Well I agree. Also I am told that DME does not seem to make a lot of difference for the procedure designer except for stepdown options.

However, it definitely makes a difference for the pilot flying the approach, whether there is a DME to give added situational awareness, or not. To make an approach in IMC with an ADF as the only nav instrument is in principle just as viable today as it was 70 years ago when it was the norm, but I think most pilots today would find it somewhat uncomfortable or downright scary.

Last Edited by huv at 07 Feb 19:32
huv
EKRK, Denmark

huv wrote:

eLORAN would be an ideal low cost backup for GPS as it has very good coverage, is practically unjammable and I guess it would be straightforward to include the receiver in a GPS navigator – but there is no real drive for that yet.

Here is a new legitimate argument in favour of it.

LKBU (near Prague), Czech Republic

UK had VDF approaches, maybe worth getting back to those instead or as addition to HIAL NDB at least someone is watching for you?

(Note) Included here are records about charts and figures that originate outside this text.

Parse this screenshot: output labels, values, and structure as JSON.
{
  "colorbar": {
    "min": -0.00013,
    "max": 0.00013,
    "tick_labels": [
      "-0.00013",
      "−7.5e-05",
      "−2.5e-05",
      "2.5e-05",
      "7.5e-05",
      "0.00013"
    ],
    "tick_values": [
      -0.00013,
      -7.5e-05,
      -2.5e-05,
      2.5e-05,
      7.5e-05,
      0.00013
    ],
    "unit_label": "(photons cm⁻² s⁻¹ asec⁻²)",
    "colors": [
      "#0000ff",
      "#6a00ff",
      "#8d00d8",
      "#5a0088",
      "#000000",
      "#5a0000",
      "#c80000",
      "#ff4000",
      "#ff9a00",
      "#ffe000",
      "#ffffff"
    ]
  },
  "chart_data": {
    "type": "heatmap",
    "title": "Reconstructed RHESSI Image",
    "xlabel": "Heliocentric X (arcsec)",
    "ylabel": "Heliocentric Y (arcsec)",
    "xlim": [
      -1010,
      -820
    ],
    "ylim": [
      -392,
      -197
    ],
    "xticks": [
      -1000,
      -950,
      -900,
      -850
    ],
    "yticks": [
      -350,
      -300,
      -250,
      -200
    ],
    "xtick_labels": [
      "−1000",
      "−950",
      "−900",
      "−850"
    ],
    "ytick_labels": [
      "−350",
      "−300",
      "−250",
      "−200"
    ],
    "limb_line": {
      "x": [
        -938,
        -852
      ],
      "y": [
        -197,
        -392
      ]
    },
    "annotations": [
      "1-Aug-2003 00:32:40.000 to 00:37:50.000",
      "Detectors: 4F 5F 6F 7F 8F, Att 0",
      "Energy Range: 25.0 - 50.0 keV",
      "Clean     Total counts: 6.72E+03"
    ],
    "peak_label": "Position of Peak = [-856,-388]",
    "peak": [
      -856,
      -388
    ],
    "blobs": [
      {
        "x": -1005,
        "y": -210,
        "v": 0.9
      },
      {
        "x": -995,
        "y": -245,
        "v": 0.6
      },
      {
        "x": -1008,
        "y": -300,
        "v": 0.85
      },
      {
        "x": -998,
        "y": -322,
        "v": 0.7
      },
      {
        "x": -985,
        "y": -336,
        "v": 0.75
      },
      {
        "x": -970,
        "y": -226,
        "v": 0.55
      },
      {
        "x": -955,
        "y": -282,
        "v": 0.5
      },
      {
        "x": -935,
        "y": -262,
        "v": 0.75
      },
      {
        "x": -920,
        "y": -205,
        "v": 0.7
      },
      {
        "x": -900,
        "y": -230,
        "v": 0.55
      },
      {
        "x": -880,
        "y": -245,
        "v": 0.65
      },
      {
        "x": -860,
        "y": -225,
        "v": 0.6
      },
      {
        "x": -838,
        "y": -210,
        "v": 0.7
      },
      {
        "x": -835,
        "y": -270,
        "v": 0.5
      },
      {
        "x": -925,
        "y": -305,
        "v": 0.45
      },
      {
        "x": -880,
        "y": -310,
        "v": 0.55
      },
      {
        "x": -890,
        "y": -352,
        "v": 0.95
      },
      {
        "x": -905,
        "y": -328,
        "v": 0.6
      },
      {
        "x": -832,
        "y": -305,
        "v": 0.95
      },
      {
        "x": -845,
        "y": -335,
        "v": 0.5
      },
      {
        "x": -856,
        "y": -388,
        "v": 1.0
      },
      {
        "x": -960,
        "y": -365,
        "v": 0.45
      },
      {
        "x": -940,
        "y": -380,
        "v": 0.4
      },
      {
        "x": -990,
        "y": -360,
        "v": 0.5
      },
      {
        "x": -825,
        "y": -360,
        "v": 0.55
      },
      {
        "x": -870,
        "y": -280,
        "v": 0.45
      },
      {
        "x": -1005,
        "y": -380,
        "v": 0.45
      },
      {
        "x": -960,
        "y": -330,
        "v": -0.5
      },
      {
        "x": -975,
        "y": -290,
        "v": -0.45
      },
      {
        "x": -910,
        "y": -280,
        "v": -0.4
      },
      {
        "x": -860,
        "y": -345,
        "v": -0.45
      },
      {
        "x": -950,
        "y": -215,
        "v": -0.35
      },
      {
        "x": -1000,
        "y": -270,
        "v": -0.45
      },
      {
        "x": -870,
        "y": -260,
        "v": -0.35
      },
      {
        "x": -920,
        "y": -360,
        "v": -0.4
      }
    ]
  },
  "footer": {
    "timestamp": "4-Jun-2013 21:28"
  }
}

They still ask in PPL exams about accuracy of VDF in Class A is +/-2deg or +/-5deg, it’s not like there is any Class A CTR now nor VDF controllers in NATS

D&D unit still use “RT fixes” on 121.5 (not even VDF) and they even give QDM to land in any airport (just like PAR), helps some PPL who are caught inside or above clouds or in low visibility flying with map & stopwatch and no transponders (those who never use VOR, GPS or tablet), I heard the story of someone over the channel back from Calais who landed safely in Lydd with QDMs from D&D with simple “RT fixes”, I imagine having a transponder or proper VDF in airport would have been even more easier, maybe better than using GoogleMap

Last Edited by Ibra at 07 Feb 21:28
Paris/Essex, France/UK, United Kingdom

Ibra wrote:

They still ask in PPL exams about accuracy of VDF in Class A is +/-2deg or +/-5deg, it’s not like there is any Class A CTR now nor VDF controllers in NATS

Are you sure that “Class A” refers to the airspace class and not the fix accuracy class? There are class A, B etc. fixes with various accuracy.

NATS only handles enroute airspace in the UK, right? In that case it’s unlikely they have VDF. But airport towers may. A few decades ago all towers in Sweden had VDF but there are fewer and fewer now. My impression is that they are kept as long as they work, but if they break they are decommissioned.

(I’ve actually used VDF in anger once when my aircraft’s single NAV receiver stopped working over the Baltic sea. I could certainly have made landfall on dead reckoning, but as I was approaching controlled airspace, VDF seemed like a better bet. And the military airport close to me (ESCM) used to have a VDF instrument approach!)